I wouldn't dare call myself an expert in creative writing. Although it's something I do daily, it feels pretentious to apply a hierarchical model to the creation of art. Words like "expert" or "professional" seem silly when applied to something as arbitrary as creativity.

Bill Dixon writing at his laptop
The fruits of your labor come in spurts.
This is the classic writer's cop-out, deputized at Thanksgiving when you return home from whichever metropolis you have chosen to sublet a closet-sized bedroom. Family and friends ask you how the "writing thing" is going and you regurgitate the prepared statement you concocted at the airport while scanning the never-ending parade of black luggage as it spilled onto the conveyor belt at baggage claim.

You're a writer and you don't write for The New York Times, The Daily Show, or Two and a Half Men, so you will need an excuse for not achieving the non-writing public's apparent minimum requirement to be called a "real writer."

In both cases, it's generally annoying to have someone peering over your shoulder looking at your "work" before it's done. "You know what show I like? That Breaking Bad!" your functionally illiterate uncle declares. "That's a good show. You should write for them."

Thanks, Uncle Hasn't-Paid-Child-Support-In-Three-Years. When I was digging through the couch cushions looking for change to buy bologna I must have totally spaced and forgot to call Bryan Cranston to let him know I'd put together a few episodes this season and that it would be best to just make the $22,000 check out to cash for accounting reasons.

But I can tell you with no trepidation that I am in fact an expert in masturbation. I mean that in the purest sense. I mean expert as in if there were masturbation murders, I could give expert testimony in the court of law. I mean expert as in Malcolm Gladwell's 10,000 Hour Rule expert. It's not a paying gig but to friends and family, on the scale of professional achievement, it's probably on par with writing.

"At least it's physical," Mom might say. "My son, the professional athlete."
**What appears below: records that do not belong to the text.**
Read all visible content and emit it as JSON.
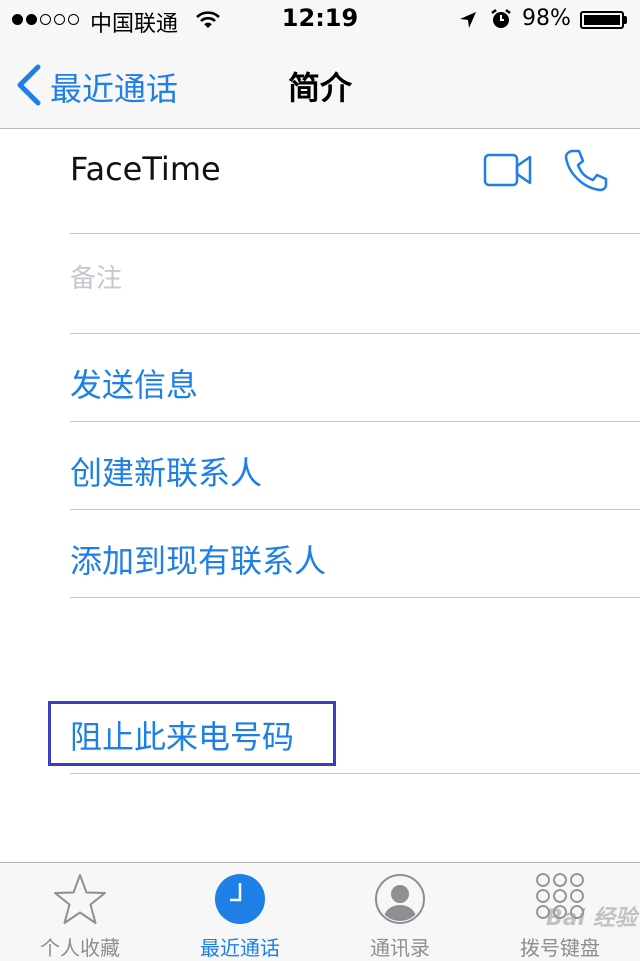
{
  "status_bar": {
    "carrier": "中国联通",
    "time": "12:19",
    "battery": "98%",
    "signal_bars_filled": 2,
    "signal_bars_total": 5
  },
  "nav": {
    "back_label": "最近通话",
    "title": "简介"
  },
  "facetime": {
    "label": "FaceTime"
  },
  "notes": {
    "placeholder": "备注"
  },
  "actions": [
    {
      "label": "发送信息"
    },
    {
      "label": "创建新联系人"
    },
    {
      "label": "添加到现有联系人"
    }
  ],
  "block": {
    "label": "阻止此来电号码"
  },
  "tabs": [
    {
      "label": "个人收藏",
      "icon": "star-icon",
      "active": false
    },
    {
      "label": "最近通话",
      "icon": "clock-icon",
      "active": true
    },
    {
      "label": "通讯录",
      "icon": "contact-icon",
      "active": false
    },
    {
      "label": "拨号键盘",
      "icon": "keypad-icon",
      "active": false
    }
  ],
  "watermark": "Bai 经验",
  "colors": {
    "accent": "#1e7fe6",
    "highlight_box": "#3c3ec2",
    "separator": "#c8c7cc"
  }
}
When you consider it, the similarities between masturbation and creative writing are uncanny: 

  • Both generally happen in front of a laptop with countless windows open on your desktop.
  • In both cases you become detached from reality while constructing complex narratives.
  • Both are difficult to do in public.
  • In both cases, it's generally annoying to have someone peering over your shoulder looking at your "work" before it's done.
  • Both are emotionally and physically exhausting.
  • Both take way longer if you're drunk.
  • Both are wildly dissatisfying if not finished.
  • And most importantly, regardless of what your parents think, your friends think or the world thinks, you are going to do both until you are physically and mentally incapable of doing so any longer. Not because you're stubborn and not because you are a fiend, but because your constitution will simply not permit you to stop. It's in your DNA and it's as natural as breathing.

And oh yeah:

  • Both are difficult to do while driving.